Preeclampsia: A Multifactorial Disease Resulting from the Interaction of the Feto-maternal HLA Genotype and HCMV Infection
Article first published online: 9 OCT 2008
American Journal of Reproductive Immunology
Volume 48, Issue 3, pages 176–183, September 2002
How to Cite
CARREIRAS, M. , MONTAGNANI, S. and LAYRISSE, Z. (2002), Preeclampsia: A Multifactorial Disease Resulting from the Interaction of the Feto-maternal HLA Genotype and HCMV Infection. American Journal of Reproductive Immunology, 48: 176–183. doi: 10.1034/j.1600-0897.2002.01076.x
- Issue published online: 9 OCT 2008
- Article first published online: 9 OCT 2008
PROBLEM: To clarify the possible influence of human leukocyte antigen (HLA) mother–child genotypes and human cytomegalo virus (HCMV) presence on the development of preeclampsia.

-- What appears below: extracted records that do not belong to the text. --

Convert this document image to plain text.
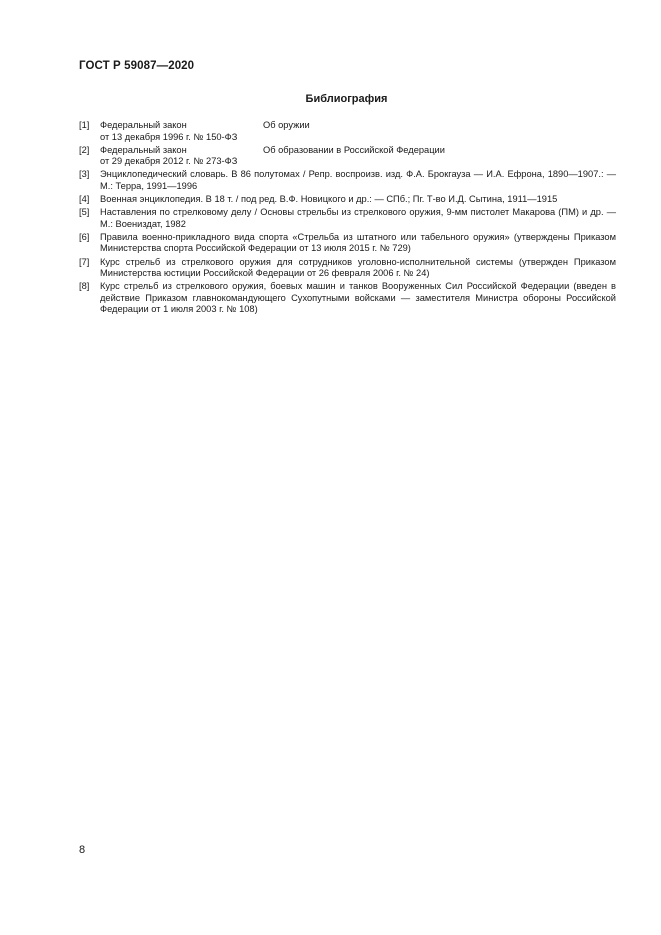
ГОСТ Р 59087—2020
Библиография
[1]	Федеральный закон	Об оружии
от 13 декабря 1996 г. № 150-ФЗ
[2]	Федеральный закон	Об образовании в Российской Федерации
от 29 декабря 2012 г. № 273-ФЗ
[3]	Энциклопедический словарь. В 86 полутомах / Репр. воспроизв. изд. Ф.А. Брокгауза — И.А. Ефрона, 1890—1907.: — М.: Терра, 1991—1996
[4]	Военная энциклопедия. В 18 т. / под ред. В.Ф. Новицкого и др.: — СПб.; Пг. Т-во И.Д. Сытина, 1911—1915
[5]	Наставления по стрелковому делу / Основы стрельбы из стрелкового оружия, 9-мм пистолет Макарова (ПМ) и др. — М.: Воениздат, 1982
[6]	Правила военно-прикладного вида спорта «Стрельба из штатного или табельного оружия» (утверждены Приказом Министерства спорта Российской Федерации от 13 июля 2015 г. № 729)
[7]	Курс стрельб из стрелкового оружия для сотрудников уголовно-исполнительной системы (утвержден Приказом Министерства юстиции Российской Федерации от 26 февраля 2006 г. № 24)
[8]	Курс стрельб из стрелкового оружия, боевых машин и танков Вооруженных Сил Российской Федерации (введен в действие Приказом главнокомандующего Сухопутными войсками — заместителя Министра обороны Российской Федерации от 1 июля 2003 г. № 108)
8
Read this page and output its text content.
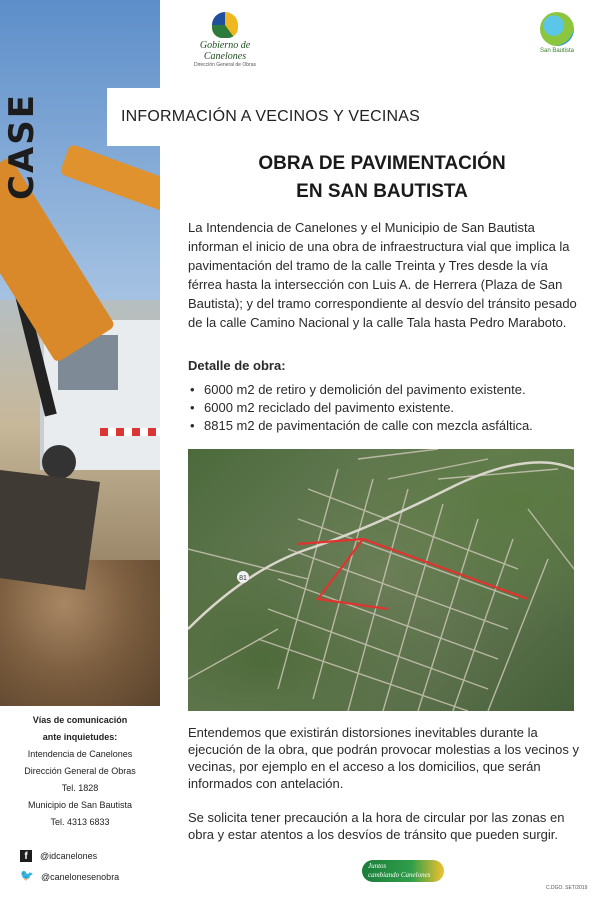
CASE
Gobierno de Canelones
Dirección General de Obras
San Bautista
INFORMACIÓN A VECINOS Y VECINAS
OBRA DE PAVIMENTACIÓN
EN SAN BAUTISTA

La Intendencia de Canelones y el Municipio de San Bautista informan el inicio de una obra de infraestructura vial que implica la pavimentación del tramo de la calle Treinta y Tres desde la vía férrea hasta la intersección con Luis A. de Herrera (Plaza de San Bautista); y del tramo correspondiente al desvío del tránsito pesado de la calle Camino Nacional y la calle Tala hasta Pedro Maraboto.

Detalle de obra:
• 6000 m2 de retiro y demolición del pavimento existente.
• 6000 m2 reciclado del pavimento existente.
• 8815 m2 de pavimentación de calle con mezcla asfáltica.
81

Entendemos que existirán distorsiones inevitables durante la ejecución de la obra, que podrán provocar molestias a los vecinos y vecinas, por ejemplo en el acceso a los domicilios, que serán informados con antelación.

Se solicita tener precaución a la hora de circular por las zonas en obra y estar atentos a los desvíos de tránsito que pueden surgir.

Vías de comunicación
ante inquietudes:
Intendencia de Canelones
Dirección General de Obras
Tel. 1828
Municipio de San Bautista
Tel. 4313 6833
f	@idcanelones
🐦 @canelonesenobra
Juntos
cambiando Canelones
C.DGO. SET/2019
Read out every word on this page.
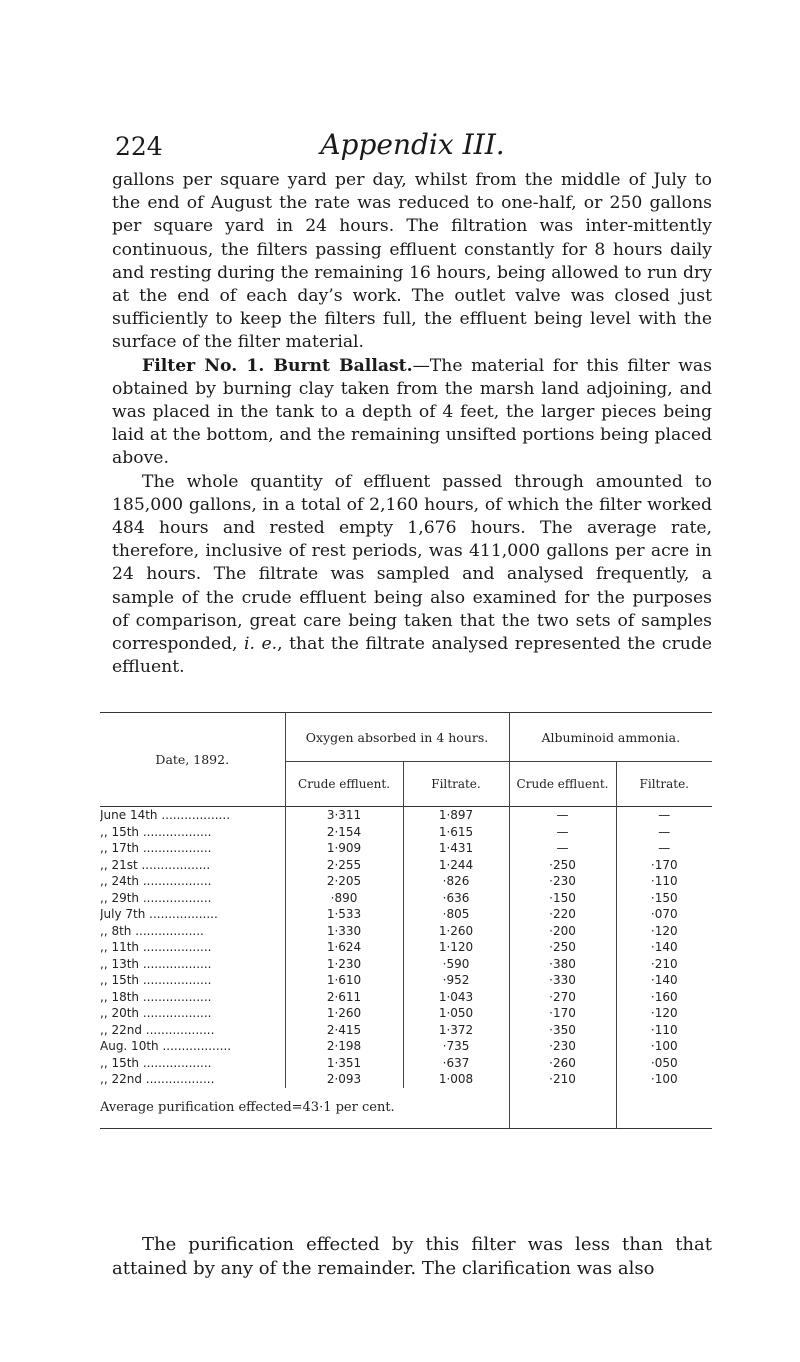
224	Appendix III.

gallons per square yard per day, whilst from the middle of July to the end of August the rate was reduced to one-half, or 250 gallons per square yard in 24 hours. The filtration was inter-mittently continuous, the filters passing effluent constantly for 8 hours daily and resting during the remaining 16 hours, being allowed to run dry at the end of each day’s work. The outlet valve was closed just sufficiently to keep the filters full, the effluent being level with the surface of the filter material.

Filter No. 1. Burnt Ballast.—The material for this filter was obtained by burning clay taken from the marsh land adjoining, and was placed in the tank to a depth of 4 feet, the larger pieces being laid at the bottom, and the remaining unsifted portions being placed above.

The whole quantity of effluent passed through amounted to 185,000 gallons, in a total of 2,160 hours, of which the filter worked 484 hours and rested empty 1,676 hours. The average rate, therefore, inclusive of rest periods, was 411,000 gallons per acre in 24 hours. The filtrate was sampled and analysed frequently, a sample of the crude effluent being also examined for the purposes of comparison, great care being taken that the two sets of samples corresponded, i. e., that the filtrate analysed represented the crude effluent.

Date, 1892.	Oxygen absorbed in 4 hours.		Albuminoid ammonia.	
	Crude effluent.	Filtrate.	Crude effluent.	Filtrate.
June 14th ..................	3·311	1·897	—	—
,, 15th ..................	2·154	1·615	—	—
,, 17th ..................	1·909	1·431	—	—
,, 21st ..................	2·255	1·244	·250	·170
,, 24th ..................	2·205	·826	·230	·110
,, 29th ..................	·890	·636	·150	·150
July 7th ..................	1·533	·805	·220	·070
,, 8th ..................	1·330	1·260	·200	·120
,, 11th ..................	1·624	1·120	·250	·140
,, 13th ..................	1·230	·590	·380	·210
,, 15th ..................	1·610	·952	·330	·140
,, 18th ..................	2·611	1·043	·270	·160
,, 20th ..................	1·260	1·050	·170	·120
,, 22nd ..................	2·415	1·372	·350	·110
Aug. 10th ..................	2·198	·735	·230	·100
,, 15th ..................	1·351	·637	·260	·050
,, 22nd ..................	2·093	1·008	·210	·100
Average purification effected=43·1 per cent.				

The purification effected by this filter was less than that attained by any of the remainder. The clarification was also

METHODS OF STUDY: One hundred and four DNA samples from mothers with preeclampsia, mothers with a normal history of pregnancies and their neonates were tested by polymerase chain reaction–sequence specific oligonucleotide probes (PCR–SSOP) for HLA-A, -G, -DRB1, -DQA1, -DQB1 alleles. The HCMV sequences were analyzed using a PCR–SSOP method and the four primers described by Chou (Chou S: J Clin Microb 1992; 30:2307–2310).
RESULTS: Compared with their respective controls, a significant increase of DRB1*07 among neonates (Pc=0.05) and of DRB1*07 and/or DRB1*06 among pre-eclamptic mothers (Pc=0.003, RR=8,5) was found. When HCMV sequences were detected in pre-eclamptic mothers carrying those phenotypes the RR increased up to 40. Furthermore, the fetal inheritance of a maternal HLA-G*0104 increased the risk for the appearance of the disease (RR=30; P=0.025).
CONCLUSION: The results suggest that the presence of alleles HLA-G*0104, DRB1*07/06, HCMV sequences and the fetal inheritance of maternal G*0104, should be considered as conditioning factors for the development of preeclampsia.